Similarly, the costs of running the leading Chinese LLMs – DeepSeek, Qwen-Plus and Kimi K2 Thinking – come in at a sharp discount to operating both GPT 5 from OpenAI and Claude Sonnet 4.5 from Anthropic. For reference, the Claude Sonnet 4.5 costs $15 per million output tokens, while the Kimi K2 Thinking costs $2.5 .
Another aspect of the leading Chinese LLMs’ appeal is that they are open-source. This allows users to deploy models on their own private infrastructure and ensure that sensitive data remains in-house.
Several US LLMs are closed source, including ChatGPT. However, Llama from Meta, Phi from Microsoft and Gemma from Google are open-source. Indeed, even OpenAi launched the open-source GPT-oss in August.

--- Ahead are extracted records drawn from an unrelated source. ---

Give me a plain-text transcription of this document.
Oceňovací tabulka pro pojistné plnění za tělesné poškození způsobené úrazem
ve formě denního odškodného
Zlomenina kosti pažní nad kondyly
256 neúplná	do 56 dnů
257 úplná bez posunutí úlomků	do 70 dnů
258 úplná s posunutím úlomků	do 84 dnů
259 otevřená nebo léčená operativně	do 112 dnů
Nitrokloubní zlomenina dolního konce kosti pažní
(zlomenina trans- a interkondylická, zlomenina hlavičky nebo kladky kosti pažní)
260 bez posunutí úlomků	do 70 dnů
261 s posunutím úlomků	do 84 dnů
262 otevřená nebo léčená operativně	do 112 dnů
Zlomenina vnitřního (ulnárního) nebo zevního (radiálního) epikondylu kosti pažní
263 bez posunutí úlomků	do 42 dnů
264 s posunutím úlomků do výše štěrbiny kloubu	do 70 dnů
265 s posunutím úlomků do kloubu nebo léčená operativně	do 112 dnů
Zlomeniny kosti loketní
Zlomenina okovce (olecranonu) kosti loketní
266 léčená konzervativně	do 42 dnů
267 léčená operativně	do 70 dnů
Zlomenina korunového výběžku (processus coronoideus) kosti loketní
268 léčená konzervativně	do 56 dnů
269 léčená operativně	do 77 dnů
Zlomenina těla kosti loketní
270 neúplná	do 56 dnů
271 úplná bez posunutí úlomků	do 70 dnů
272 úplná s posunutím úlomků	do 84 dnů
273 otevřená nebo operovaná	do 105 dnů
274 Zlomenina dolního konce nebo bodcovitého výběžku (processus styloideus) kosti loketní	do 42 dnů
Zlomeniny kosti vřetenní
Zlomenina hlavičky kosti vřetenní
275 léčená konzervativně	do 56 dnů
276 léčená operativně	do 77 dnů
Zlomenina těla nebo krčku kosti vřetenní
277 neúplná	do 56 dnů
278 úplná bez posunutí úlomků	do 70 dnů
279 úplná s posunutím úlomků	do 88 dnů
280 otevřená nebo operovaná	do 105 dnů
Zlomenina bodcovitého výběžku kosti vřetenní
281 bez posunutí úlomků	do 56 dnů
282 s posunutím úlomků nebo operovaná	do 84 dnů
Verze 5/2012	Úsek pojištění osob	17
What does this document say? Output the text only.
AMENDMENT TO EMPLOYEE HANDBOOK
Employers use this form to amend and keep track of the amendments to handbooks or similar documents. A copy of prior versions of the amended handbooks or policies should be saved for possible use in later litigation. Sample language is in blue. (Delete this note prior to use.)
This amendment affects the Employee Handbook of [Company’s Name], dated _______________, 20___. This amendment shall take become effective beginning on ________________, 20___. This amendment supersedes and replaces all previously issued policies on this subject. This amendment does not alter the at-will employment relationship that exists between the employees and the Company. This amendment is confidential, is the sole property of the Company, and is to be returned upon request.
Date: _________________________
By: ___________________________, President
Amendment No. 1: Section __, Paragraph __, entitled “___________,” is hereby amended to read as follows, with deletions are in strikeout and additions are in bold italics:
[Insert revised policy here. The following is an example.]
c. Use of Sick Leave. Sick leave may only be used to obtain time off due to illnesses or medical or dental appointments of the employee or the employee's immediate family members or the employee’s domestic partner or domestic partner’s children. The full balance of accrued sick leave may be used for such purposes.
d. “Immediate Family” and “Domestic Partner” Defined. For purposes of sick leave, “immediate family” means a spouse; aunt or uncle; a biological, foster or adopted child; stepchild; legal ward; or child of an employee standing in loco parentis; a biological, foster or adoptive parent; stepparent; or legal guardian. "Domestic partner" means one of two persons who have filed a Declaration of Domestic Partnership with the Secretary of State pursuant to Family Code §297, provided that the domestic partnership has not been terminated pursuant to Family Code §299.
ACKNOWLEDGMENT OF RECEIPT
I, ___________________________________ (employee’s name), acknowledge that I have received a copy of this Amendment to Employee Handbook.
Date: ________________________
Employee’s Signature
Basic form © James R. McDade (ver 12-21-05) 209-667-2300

The US has access to much more powerful chips
The US AI companies, however, enjoy an advantage in their unrestricted access to the latest AI chips, the Blackwell series made by Nvidia. The US has banned these chips from being sold to China, with US president Donald Trump saying this month that only US customers should have access.
As things stand, the most advanced Nvidia chip that China can access under Washington’s export control regime is the H20, a high performing semiconductor which is nevertheless a full generation behind the latest Blackwell B200 and B100 chips. This gulf is thought to give users of the latest Blackwell chips up to 15 times more compute power over those using the H20.